Tale mancata aderenza è stata rilevata dalla Corte di Appello, che ha assolto gli imputati sulla base della combinata (e corretta, a giudizio della scrivente) interpretazione del D.Lgs 70/2003 sul commercio elettronico e del vigente Codice privacy. La Corte ha, infatti, dichiarato che per riconoscere la responsabilità di un provider deve sussistere a suo carico un obbligo giuridico di impedire l’evento e quindi, sia una posizione di garanzia, sia la possibilità effettiva e concreta di svolgere un’attività di controllo preventivo sulle attività illecite. Tale controllo non solo è difficilmente attuabile, ma è esplicitamente escluso dalla normativa citata che vincola gli interventi “censori” dei provider alle richieste e segnalazioni dell’Autorità Giudiziaria.

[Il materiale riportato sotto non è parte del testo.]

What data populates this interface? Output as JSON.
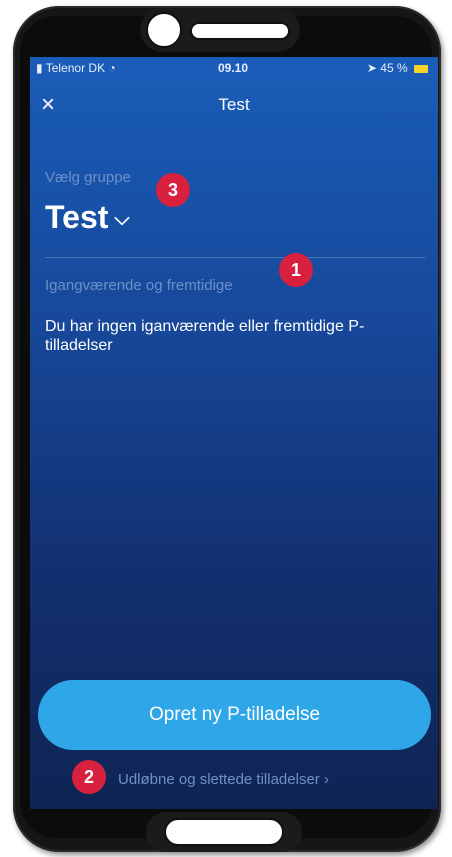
{
  "status_bar": {
    "carrier": "Telenor DK",
    "time": "09.10",
    "battery": "45 %"
  },
  "header": {
    "title": "Test",
    "close_icon": "×"
  },
  "group": {
    "label": "Vælg gruppe",
    "value": "Test",
    "chevron": "⌵"
  },
  "section": {
    "label": "Igangværende og fremtidige",
    "empty_text": "Du har ingen iganværende eller fremtidige P-tilladelser"
  },
  "actions": {
    "primary_label": "Opret ny P-tilladelse",
    "link_label": "Udløbne og slettede tilladelser",
    "link_chevron": "›"
  },
  "annotations": [
    "1",
    "2",
    "3"
  ],
  "colors": {
    "accent_button": "#2ea6e8",
    "badge": "#d8203f",
    "muted_text": "#6e90c8"
  }
}
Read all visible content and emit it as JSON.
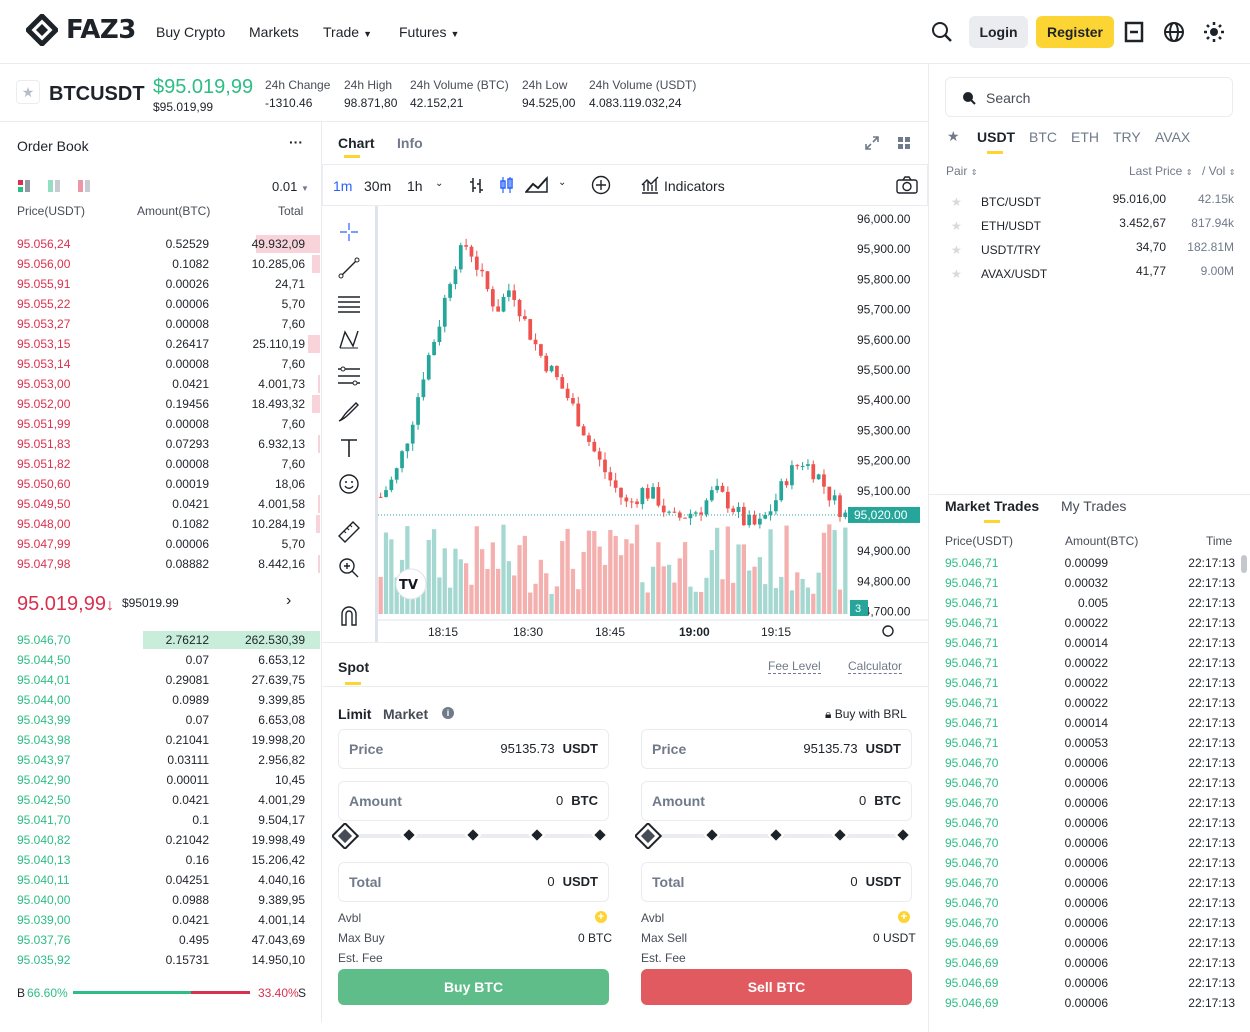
{
  "header": {
    "logo": "FAZ3",
    "nav": [
      "Buy Crypto",
      "Markets",
      "Trade",
      "Futures"
    ],
    "login": "Login",
    "register": "Register"
  },
  "ticker": {
    "symbol": "BTCUSDT",
    "price": "$95.019,99",
    "price_sub": "$95.019,99",
    "stats": [
      {
        "label": "24h Change",
        "value": "-1310.46"
      },
      {
        "label": "24h High",
        "value": "98.871,80"
      },
      {
        "label": "24h Volume (BTC)",
        "value": "42.152,21"
      },
      {
        "label": "24h Low",
        "value": "94.525,00"
      },
      {
        "label": "24h Volume (USDT)",
        "value": "4.083.119.032,24"
      }
    ]
  },
  "orderbook": {
    "title": "Order Book",
    "more": "···",
    "precision": "0.01",
    "headers": [
      "Price(USDT)",
      "Amount(BTC)",
      "Total"
    ],
    "asks": [
      [
        "95.056,24",
        "0.52529",
        "49.932,09",
        0.64
      ],
      [
        "95.056,00",
        "0.1082",
        "10.285,06",
        0.08
      ],
      [
        "95.055,91",
        "0.00026",
        "24,71",
        0
      ],
      [
        "95.055,22",
        "0.00006",
        "5,70",
        0
      ],
      [
        "95.053,27",
        "0.00008",
        "7,60",
        0
      ],
      [
        "95.053,15",
        "0.26417",
        "25.110,19",
        0.12
      ],
      [
        "95.053,14",
        "0.00008",
        "7,60",
        0
      ],
      [
        "95.053,00",
        "0.0421",
        "4.001,73",
        0.02
      ],
      [
        "95.052,00",
        "0.19456",
        "18.493,32",
        0.08
      ],
      [
        "95.051,99",
        "0.00008",
        "7,60",
        0
      ],
      [
        "95.051,83",
        "0.07293",
        "6.932,13",
        0.02
      ],
      [
        "95.051,82",
        "0.00008",
        "7,60",
        0
      ],
      [
        "95.050,60",
        "0.00019",
        "18,06",
        0
      ],
      [
        "95.049,50",
        "0.0421",
        "4.001,58",
        0.02
      ],
      [
        "95.048,00",
        "0.1082",
        "10.284,19",
        0.04
      ],
      [
        "95.047,99",
        "0.00006",
        "5,70",
        0
      ],
      [
        "95.047,98",
        "0.08882",
        "8.442,16",
        0.02
      ]
    ],
    "mid_price": "95.019,99",
    "mid_arrow": "↓",
    "mid_sub": "$95019.99",
    "bids": [
      [
        "95.046,70",
        "2.76212",
        "262.530,39",
        0.55
      ],
      [
        "95.044,50",
        "0.07",
        "6.653,12",
        0
      ],
      [
        "95.044,01",
        "0.29081",
        "27.639,75",
        0
      ],
      [
        "95.044,00",
        "0.0989",
        "9.399,85",
        0
      ],
      [
        "95.043,99",
        "0.07",
        "6.653,08",
        0
      ],
      [
        "95.043,98",
        "0.21041",
        "19.998,20",
        0
      ],
      [
        "95.043,97",
        "0.03111",
        "2.956,82",
        0
      ],
      [
        "95.042,90",
        "0.00011",
        "10,45",
        0
      ],
      [
        "95.042,50",
        "0.0421",
        "4.001,29",
        0
      ],
      [
        "95.041,70",
        "0.1",
        "9.504,17",
        0
      ],
      [
        "95.040,82",
        "0.21042",
        "19.998,49",
        0
      ],
      [
        "95.040,13",
        "0.16",
        "15.206,42",
        0
      ],
      [
        "95.040,11",
        "0.04251",
        "4.040,16",
        0
      ],
      [
        "95.040,00",
        "0.0988",
        "9.389,95",
        0
      ],
      [
        "95.039,00",
        "0.0421",
        "4.001,14",
        0
      ],
      [
        "95.037,76",
        "0.495",
        "47.043,69",
        0
      ],
      [
        "95.035,92",
        "0.15731",
        "14.950,10",
        0
      ]
    ],
    "ratio": {
      "b_label": "B",
      "b": "66.60%",
      "s": "33.40%",
      "s_label": "S",
      "b_frac": 0.666
    }
  },
  "chart": {
    "tabs": [
      "Chart",
      "Info"
    ],
    "intervals": [
      "1m",
      "30m",
      "1h"
    ],
    "indicators": "Indicators",
    "yticks": [
      "96,000.00",
      "95,900.00",
      "95,800.00",
      "95,700.00",
      "95,600.00",
      "95,500.00",
      "95,400.00",
      "95,300.00",
      "95,200.00",
      "95,100.00",
      "94,900.00",
      "94,800.00",
      "94,700.00"
    ],
    "price_tag": "95,020.00",
    "xticks": [
      "18:15",
      "18:30",
      "18:45",
      "19:00",
      "19:15"
    ],
    "badge": "3",
    "chart_data": {
      "type": "candlestick",
      "ylim": [
        94700,
        96000
      ],
      "last": 95020
    }
  },
  "spot": {
    "title": "Spot",
    "fee": "Fee Level",
    "calc": "Calculator",
    "limit": "Limit",
    "market": "Market",
    "buy_with": "Buy with BRL",
    "buy": {
      "price_label": "Price",
      "price": "95135.73",
      "price_unit": "USDT",
      "amount_label": "Amount",
      "amount": "0",
      "amount_unit": "BTC",
      "total_label": "Total",
      "total": "0",
      "total_unit": "USDT",
      "avbl": "Avbl",
      "max_label": "Max Buy",
      "max": "0 BTC",
      "fee": "Est. Fee",
      "btn": "Buy BTC"
    },
    "sell": {
      "price_label": "Price",
      "price": "95135.73",
      "price_unit": "USDT",
      "amount_label": "Amount",
      "amount": "0",
      "amount_unit": "BTC",
      "total_label": "Total",
      "total": "0",
      "total_unit": "USDT",
      "avbl": "Avbl",
      "max_label": "Max Sell",
      "max": "0 USDT",
      "fee": "Est. Fee",
      "btn": "Sell BTC"
    }
  },
  "market": {
    "search": "Search",
    "tabs": [
      "USDT",
      "BTC",
      "ETH",
      "TRY",
      "AVAX"
    ],
    "headers": [
      "Pair",
      "Last Price",
      "/ Vol"
    ],
    "pairs": [
      [
        "BTC/USDT",
        "95.016,00",
        "42.15k"
      ],
      [
        "ETH/USDT",
        "3.452,67",
        "817.94k"
      ],
      [
        "USDT/TRY",
        "34,70",
        "182.81M"
      ],
      [
        "AVAX/USDT",
        "41,77",
        "9.00M"
      ]
    ]
  },
  "trades": {
    "tabs": [
      "Market Trades",
      "My Trades"
    ],
    "headers": [
      "Price(USDT)",
      "Amount(BTC)",
      "Time"
    ],
    "rows": [
      [
        "95.046,71",
        "0.00099",
        "22:17:13"
      ],
      [
        "95.046,71",
        "0.00032",
        "22:17:13"
      ],
      [
        "95.046,71",
        "0.005",
        "22:17:13"
      ],
      [
        "95.046,71",
        "0.00022",
        "22:17:13"
      ],
      [
        "95.046,71",
        "0.00014",
        "22:17:13"
      ],
      [
        "95.046,71",
        "0.00022",
        "22:17:13"
      ],
      [
        "95.046,71",
        "0.00022",
        "22:17:13"
      ],
      [
        "95.046,71",
        "0.00022",
        "22:17:13"
      ],
      [
        "95.046,71",
        "0.00014",
        "22:17:13"
      ],
      [
        "95.046,71",
        "0.00053",
        "22:17:13"
      ],
      [
        "95.046,70",
        "0.00006",
        "22:17:13"
      ],
      [
        "95.046,70",
        "0.00006",
        "22:17:13"
      ],
      [
        "95.046,70",
        "0.00006",
        "22:17:13"
      ],
      [
        "95.046,70",
        "0.00006",
        "22:17:13"
      ],
      [
        "95.046,70",
        "0.00006",
        "22:17:13"
      ],
      [
        "95.046,70",
        "0.00006",
        "22:17:13"
      ],
      [
        "95.046,70",
        "0.00006",
        "22:17:13"
      ],
      [
        "95.046,70",
        "0.00006",
        "22:17:13"
      ],
      [
        "95.046,70",
        "0.00006",
        "22:17:13"
      ],
      [
        "95.046,69",
        "0.00006",
        "22:17:13"
      ],
      [
        "95.046,69",
        "0.00006",
        "22:17:13"
      ],
      [
        "95.046,69",
        "0.00006",
        "22:17:13"
      ],
      [
        "95.046,69",
        "0.00006",
        "22:17:13"
      ]
    ]
  },
  "colors": {
    "up": "#2ebd85",
    "down": "#d9304e",
    "accent": "#fcd535"
  }
}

Ugualmente non sostenibile è apparsa alla Corte d’appello la violazione della privacy per trattamento illecito di dati, in mancanza dell’informativa prevista dall’art. 13 del D.Lgs 196/2003 (C.d. Codice Privacy). La Corte ha chiarito che il trattamento di dati riferibile a Google Video non può considerarsi coincidente con il trattamento dei singoli dati contenuti entro il video stesso, riportando, quindi, correttamente, l’obbligo d’informativa a carico dell’uploader, in quanto soggetto che ha la disponibilità del contenuto e lo carica in-line.

In sintesi, quindi, esclusa la responsabilità dei gestori del sito Google Video, chi risponde dell’illiceità del materiale immesso in rete? Naturalmente, dei soggetti che usano la piattaforma messa a disposizione da Google per caricare il materiale: quindi di tutti quei “burloni” (questa sede non ci consente l’uso di un termine più appropriato..) che trovano divertenti video di quel genere e in generale, dei loro genitori o esercenti la patria potestà, che rispondono, loro si, in un rapporto di garanzia, per le azioni e i danni commessi dal minore.

Da questo punto di vista, giuridico e morale, il rapporto genitori-figli passa anche attraverso la condivisione di un’analisi degli strumenti tecnologici, che non sono “giochi”. Non basta l’attenzione a proteggere il minore dalle aggressioni che, attraverso la rete, possono intaccare e minacciare la sua esistenza. E’ necessario anche costruire una coscienza critica del mezzo, proprio nel momento in cui da utente “passivo” il minore diventa soggetto “attivo”, in quanto regista e distributore di materiale (foto, video etc.) raccolto dalle sue esperienze quotidiane.

Tale materiale non è mai neutro, e deve essere formato e utilizzato con una coscienza critica ben definita e con una competenza tecnologica nella quale sono gli adulti i primi a doversi impegnare.